For loops can (but don't have to) be really slow in R, so I wanted to compare answers provided to this question to compare a straightforward for loop approach, to various work arounds to speed the process up.
f_for <- function(a,b){
res <- c()
for (i in 1:length(a)){
res <- c(res, a[i], b[i])
}
res
}
f_preallocate <- function(a,b) {
n <- length(a) + length(b)
res <- character(n)
res[seq(1,n-1,2)] <- a
res[seq(2,n,2)] <- b
res
}
f_rbind <- function(a,b) as.character(rbind(a,b))
f_ord <- function(a,b){
ord<- order(c(1:length(a), 1:length(b)))
res<- c(a, b)[ord]
res
}
fxns <- c("f_for", "f_preallocate", "f_rbind", "f_ord")
a <- c("1.TY","2.TY","4.TY","5.TY", "0.TY")
b <- c("1.MN","2.MN","4.MN","5.MN", "0.MN")
for(fname in fxns){
cat(fname, ":\n\t")
print(system.time( replicate(10000, do.call(fname, list(a=a, b=b)))))
}
## f_for :
## user system elapsed
## 0.33 0.00 0.33
## f_preallocate :
## user system elapsed
## 1.64 0.03 1.67
## f_rbind :
## user system elapsed
## 0.15 0.00 0.16
## f_ord :
## user system elapsed
## 0.48 0.00 0.48
With this amount of data the for loop doesn't do too badly, and even beats the pre-allocation approach (I guess because of all the futzing to get lengths/indicies)
The main cocern with the for-loop approach is how constantly re-allocating memory for the vector slows the process down.

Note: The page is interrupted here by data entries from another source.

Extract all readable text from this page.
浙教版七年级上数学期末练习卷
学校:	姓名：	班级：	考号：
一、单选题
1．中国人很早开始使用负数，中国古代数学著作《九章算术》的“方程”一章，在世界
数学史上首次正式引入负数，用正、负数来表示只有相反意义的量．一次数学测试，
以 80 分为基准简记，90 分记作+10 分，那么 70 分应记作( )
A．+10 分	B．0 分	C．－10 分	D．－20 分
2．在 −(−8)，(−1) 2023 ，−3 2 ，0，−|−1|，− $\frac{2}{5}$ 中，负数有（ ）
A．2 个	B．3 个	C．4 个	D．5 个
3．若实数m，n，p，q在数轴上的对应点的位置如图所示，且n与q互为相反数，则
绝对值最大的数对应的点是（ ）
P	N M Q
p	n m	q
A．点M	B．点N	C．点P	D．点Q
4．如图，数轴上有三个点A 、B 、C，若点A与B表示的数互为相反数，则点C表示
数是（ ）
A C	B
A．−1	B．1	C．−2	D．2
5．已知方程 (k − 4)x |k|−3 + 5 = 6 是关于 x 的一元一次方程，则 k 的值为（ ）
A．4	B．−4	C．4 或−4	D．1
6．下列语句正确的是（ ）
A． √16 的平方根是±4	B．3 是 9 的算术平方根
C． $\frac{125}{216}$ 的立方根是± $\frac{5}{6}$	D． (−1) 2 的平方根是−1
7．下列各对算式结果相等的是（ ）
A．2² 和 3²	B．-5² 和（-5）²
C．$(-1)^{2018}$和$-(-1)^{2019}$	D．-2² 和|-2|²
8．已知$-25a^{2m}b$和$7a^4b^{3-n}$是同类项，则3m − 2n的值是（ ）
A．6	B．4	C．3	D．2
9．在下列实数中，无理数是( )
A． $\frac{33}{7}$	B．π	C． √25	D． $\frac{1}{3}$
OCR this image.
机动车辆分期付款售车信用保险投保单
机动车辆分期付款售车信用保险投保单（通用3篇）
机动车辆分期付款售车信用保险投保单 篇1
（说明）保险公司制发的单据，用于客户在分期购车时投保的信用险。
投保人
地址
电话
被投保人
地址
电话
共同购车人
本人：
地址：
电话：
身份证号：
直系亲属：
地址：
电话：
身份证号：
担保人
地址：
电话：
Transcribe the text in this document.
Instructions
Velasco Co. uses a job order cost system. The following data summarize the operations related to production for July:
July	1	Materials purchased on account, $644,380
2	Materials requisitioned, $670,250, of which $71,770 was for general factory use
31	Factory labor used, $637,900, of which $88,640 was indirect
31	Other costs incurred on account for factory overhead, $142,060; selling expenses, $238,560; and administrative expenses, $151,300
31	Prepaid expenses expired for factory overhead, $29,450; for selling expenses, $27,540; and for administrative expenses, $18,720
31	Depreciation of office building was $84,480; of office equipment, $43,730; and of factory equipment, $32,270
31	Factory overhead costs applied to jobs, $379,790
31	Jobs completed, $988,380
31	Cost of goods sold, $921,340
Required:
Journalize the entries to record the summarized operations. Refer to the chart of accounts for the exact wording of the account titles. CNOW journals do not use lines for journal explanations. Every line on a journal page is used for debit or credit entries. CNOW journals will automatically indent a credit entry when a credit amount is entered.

So, let's see hwat happens when the to-be-interlaeaved vectors are 4000 elements long:
for(fname in fxns){
cat(fname, ":\n\t")
print(system.time( replicate(100, do.call(fname, list(a=rep(a,1000), b=rep(b, 1000))))))
}
## f_for :
## user system elapsed
## 29.58 0.01 29.72
## f_preallocate :
## user system elapsed
## 0.23 0.00 0.24
## f_rbind :
## user system elapsed
## 0.11 0.00 0.11
## f_ord :
## user system elapsed
## 0.19 0.00 0.19
Thank you, got what I need.